Why Pantone’s Color of the Year Is the Shade of Science
PANTONE 18-3838 Ultra Violet is a deep saturated purple, but it doesn’t hold a candle to true ultraviolet
Feeling fatigued by millennial pink? Get ready for a rich, saturated purple with blue undertones to color in your 2018.
That’s right, the folks at Pantone Color Institute have crowned the latest color of the year. According to a press release issued last week, PANTONE 18-3838 Ultra Violet, inspires “originality, ingenuity, and visionary thinking that points us toward the future.”
If that’s not enough, the shade is also said to embody “the mysteries of the cosmos, the intrigue of what lies ahead, and the discoveries beyond where we are now.”
That’s a tall order, but the copy actually aligns with the scientific characteristics of the shade’s namesake, ultraviolet light.
Ultraviolet light makes up about 10 percent of the Sun’s rays, although much of it is filtered by ozone in our atmosphere or scattered by clouds and aerosols. The light that does reach the surface may be invisible to all but a few animals (and a select few humans, which we'll get to later), but you can still see its impact when your skin gets sunburned or you experience snow blindness.
Of course, as Eileen Guo points out over at Inverse, Pantone’s deep purple, isn’t a true ultraviolet. Because the wavelength of light bearing that name is just outside of the visible spectrum, it isn’t an achievable shade even for Pantone’s impressive arsenal of colors.
That being said, black light allows us to enjoy ultraviolet light despite its invisibility, as the high-energy wavelengths trigger fluoresce. Things that glow under blacklight range from the mundane—tonic water, tooth whiteners, and laundry detergent— to the more exotic—making plant chlorophyll appear blood-red, highlighting scorpions in eerie cyan blues and greens, and revealing the otherwise-hidden Blaschko's Lines that stripe humans.
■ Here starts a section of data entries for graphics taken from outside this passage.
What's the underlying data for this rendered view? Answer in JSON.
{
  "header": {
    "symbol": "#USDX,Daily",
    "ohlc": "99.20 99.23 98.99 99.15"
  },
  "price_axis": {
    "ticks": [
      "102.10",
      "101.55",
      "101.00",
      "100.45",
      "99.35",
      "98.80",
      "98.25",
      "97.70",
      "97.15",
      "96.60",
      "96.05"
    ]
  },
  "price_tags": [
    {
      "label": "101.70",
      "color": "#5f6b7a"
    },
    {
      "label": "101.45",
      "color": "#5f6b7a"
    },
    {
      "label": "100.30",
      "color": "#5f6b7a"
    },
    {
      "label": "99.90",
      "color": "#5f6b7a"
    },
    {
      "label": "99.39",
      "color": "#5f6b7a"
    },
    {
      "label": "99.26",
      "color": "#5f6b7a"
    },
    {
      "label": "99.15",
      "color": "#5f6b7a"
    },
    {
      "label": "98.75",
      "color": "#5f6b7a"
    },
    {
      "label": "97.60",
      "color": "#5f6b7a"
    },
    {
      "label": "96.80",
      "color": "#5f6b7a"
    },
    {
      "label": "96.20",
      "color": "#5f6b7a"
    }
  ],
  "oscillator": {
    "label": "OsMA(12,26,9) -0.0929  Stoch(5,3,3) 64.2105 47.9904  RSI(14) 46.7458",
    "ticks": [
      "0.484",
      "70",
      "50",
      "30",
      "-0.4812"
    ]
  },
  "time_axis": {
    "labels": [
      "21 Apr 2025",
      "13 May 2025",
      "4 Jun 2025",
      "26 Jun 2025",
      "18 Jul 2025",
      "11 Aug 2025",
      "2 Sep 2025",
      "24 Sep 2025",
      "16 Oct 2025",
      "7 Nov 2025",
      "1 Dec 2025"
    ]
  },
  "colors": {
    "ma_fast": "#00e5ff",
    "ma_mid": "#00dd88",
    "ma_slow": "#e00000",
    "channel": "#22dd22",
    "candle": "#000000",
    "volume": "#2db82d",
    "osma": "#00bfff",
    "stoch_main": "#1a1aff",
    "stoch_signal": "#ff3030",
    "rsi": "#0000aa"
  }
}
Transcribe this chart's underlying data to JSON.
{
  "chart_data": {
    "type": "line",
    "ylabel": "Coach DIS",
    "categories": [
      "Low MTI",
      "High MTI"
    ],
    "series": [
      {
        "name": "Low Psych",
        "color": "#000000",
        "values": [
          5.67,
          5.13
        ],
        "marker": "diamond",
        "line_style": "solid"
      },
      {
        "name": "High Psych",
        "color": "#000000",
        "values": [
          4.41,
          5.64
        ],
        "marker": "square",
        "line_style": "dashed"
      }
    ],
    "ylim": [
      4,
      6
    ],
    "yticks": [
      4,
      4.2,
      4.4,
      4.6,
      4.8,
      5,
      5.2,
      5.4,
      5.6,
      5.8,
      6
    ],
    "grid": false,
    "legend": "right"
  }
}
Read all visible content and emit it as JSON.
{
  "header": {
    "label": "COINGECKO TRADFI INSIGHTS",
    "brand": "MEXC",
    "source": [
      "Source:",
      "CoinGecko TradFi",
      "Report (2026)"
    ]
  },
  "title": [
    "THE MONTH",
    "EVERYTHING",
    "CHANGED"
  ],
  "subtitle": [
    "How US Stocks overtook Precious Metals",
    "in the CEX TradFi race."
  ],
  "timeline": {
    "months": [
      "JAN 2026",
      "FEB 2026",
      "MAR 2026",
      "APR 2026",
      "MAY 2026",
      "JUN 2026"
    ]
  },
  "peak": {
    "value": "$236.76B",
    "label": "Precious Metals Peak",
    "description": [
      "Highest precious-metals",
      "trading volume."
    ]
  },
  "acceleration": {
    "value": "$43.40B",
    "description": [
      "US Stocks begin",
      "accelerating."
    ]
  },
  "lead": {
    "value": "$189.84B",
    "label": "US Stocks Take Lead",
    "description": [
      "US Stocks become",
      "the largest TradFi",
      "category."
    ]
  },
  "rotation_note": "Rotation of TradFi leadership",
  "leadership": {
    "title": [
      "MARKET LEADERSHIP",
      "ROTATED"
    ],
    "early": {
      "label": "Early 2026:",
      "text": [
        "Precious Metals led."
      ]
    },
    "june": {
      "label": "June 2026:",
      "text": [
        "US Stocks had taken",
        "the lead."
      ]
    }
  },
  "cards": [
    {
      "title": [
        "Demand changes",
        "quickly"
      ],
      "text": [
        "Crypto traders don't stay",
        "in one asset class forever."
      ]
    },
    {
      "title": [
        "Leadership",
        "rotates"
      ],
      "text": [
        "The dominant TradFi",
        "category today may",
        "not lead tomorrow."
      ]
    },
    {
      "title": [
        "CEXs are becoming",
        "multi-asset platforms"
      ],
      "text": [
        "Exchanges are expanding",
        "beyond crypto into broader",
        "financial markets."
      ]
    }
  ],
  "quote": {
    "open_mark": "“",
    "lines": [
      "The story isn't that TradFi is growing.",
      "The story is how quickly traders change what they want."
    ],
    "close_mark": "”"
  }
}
Photographers have long-known about this second-hand ultraviolet light. As Don Komarechka explains in PetaPixel, altering cameras to capture ultraviolet light directly can make for stunning peeks into an otherwise-invisible world. There are also a select few individuals who can also see in ultraviolet. As Michael Zhang notes in a separate article for PetaPixel, those with a condition known as aphakia—eyes that do not have lenses from birth, disease, or surgery—have the ability to make it out (though having one’s lens surgically removed doesn’t exactly seem like a fair trade off unless it's for medically expedient reasons).
As Zhang writes, one of the most famous individuals to have aphakia is none other than Claude Monet. After surgically removing his lenses to combat cataracts at age 82, the French Impressionist began painting the ultraviolet patterns he saw on flowers. “When most people look at water lily flowers, they appear white,” Carl Zimmer observes for Download the Universe. “After his cataract surgery, Monet's blue-tuned pigments could grab some of the UV light bouncing off of the petals. He started to paint the flowers a whitish-blue.”
Unlike the royal look of Pantone’s 2018 selection, a true ultraviolet light looks more like a whitish blue or violet, according to those with the condition. As Hambling explains, “This appears to be because the three types of colour receptor (red, green and blue) have similar sensitivity to ultraviolet, so it comes out as a mixture of all three — basically white, but slightly blue because the blue sensors are somewhat better at picking up UV.”